If you call now() all the time in a tight loop, the overhead is low almost all of the time. But if you call it only when some external event occurs, you could get hosed by a bunch of "catching up".

Not really. It is computing:

Yup, you're right.

Pete

gardner:
It is computing:

sysTime += (millis() - prevMillis) / 1000L;

But doing the division through successive subtraction. But it is also working around some subtitles subtleties of unsigned subtraction that this simplification gets wrong, and keeping track of the division remainder for next time. The assumption is that (millis() - prevMillis) / 1000L almost always is 0 or 1, and in this case subtraction is way way way faster than doing the division.

Recently, I've been working on killing a lot of division.
If I were doing this, I would use (x >> 10) as an approximation to (x / 1000), and then use the successive subtraction to clean up. (The >> symbol is the bit shift operator. On non-negative integers, (x >> 10) works out exactly the same as (x / 1024).)

odometer:
If I were doing this, I would use (x >> 10) as an approximation to (x / 1000), and then use the successive subtraction to clean up.

In my experience, division by constants is not as simple as you make out. This has a lot of detail:

Hacker's Delight gives this solution for unsigned division by 1000, which, on AVR, is probably as bad as the division. AVR is rotten at shifts, and all these C shifts will suck next to the hand-optimized shifts in the GCC division.

unsigned divu1000(unsigned n) {
unsigned q, r, t;
t = (n >> 7) + (n >> 8) + (n >> 12);
q = (n >> 1) + t + (n >> 15) + (t >> 11) + (t >> 14);
q = q >> 9;
r = n - q*1000;
return q + ((r + 24) >> 10);
}

gardner:

odometer:
If I were doing this, I would use (x >> 10) as an approximation to (x / 1000), and then use the successive subtraction to clean up.

In my experience, division by constants is not as simple as you make out. This has a lot of detail:
http://www.hackersdelight.org/divcMore.pdf

Hacker's Delight gives this solution for unsigned division by 1000, which, on AVR, is probably as bad as the division. AVR is rotten at shifts, and all these C shifts will suck next to the hand-optimized shifts in the GCC division.
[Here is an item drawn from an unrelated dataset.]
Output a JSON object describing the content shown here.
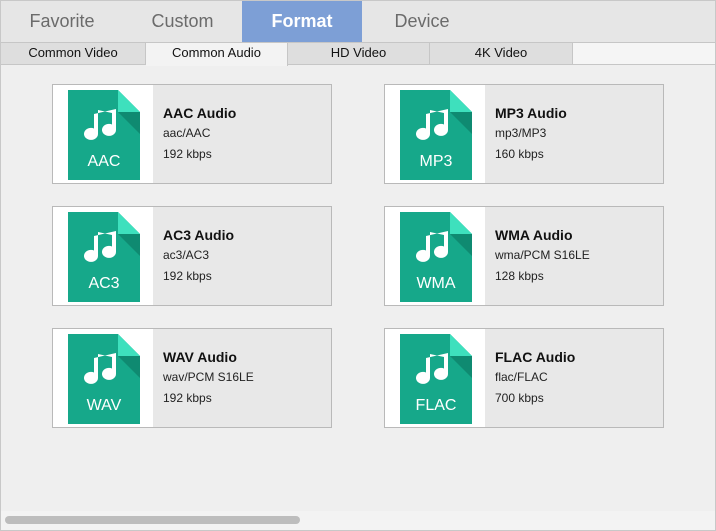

unsigned divu1000(unsigned n) {

unsigned q, r, t;
t = (n >> 7) + (n >> 8) + (n >> 12);
q = (n >> 1) + t + (n >> 15) + (t >> 11) + (t >> 14);
q = q >> 9;
r = n - q*1000;
return q + ((r + 24) >> 10);
}

Maybe the author of that code had an "avoid branching at all costs" mentality, but I don't.
My method is a compromise: first approximate n/1000 as n/1024, and then clean up by using a loop for the remaining subtractions.
You could also iterate the n>>10 trick, as follows:

unsigned divu1000(unsigned n) {
  unsigned q = 0;
  unsigned r = n + 24;
  unsigned t;
  while (r >= 1024) {
    t = (r >> 10);  // (r >> 10) + (r >> 16) is maybe better
    q += t;
    t += (t << 1);
    r = (r & 1023) + (t << 3);
  }
  return q;
  // if you want the remainder:
  // r -= 24;
  // return r;
}

or, using multiplication instead of most of the shifts,

unsigned divu1000(unsigned n) {
  unsigned q = 0;
  unsigned r = n + 24;
  unsigned t;
  while (r >= 1024) {
    t = (r >> 10);  // (r >> 10) + (r >> 16) is maybe better
    q += t;
    r -= (1000 * t);
  }
  return q;
  // if you want the remainder:
  // r -= 24;
  // return r;
}

On Intel, x86_64 GCC, the HAKMEM/Hacker's Delight solution is a good bit faster than either of these.
'course plain old division beats all of them on Intel, so that doesn't prove a lot.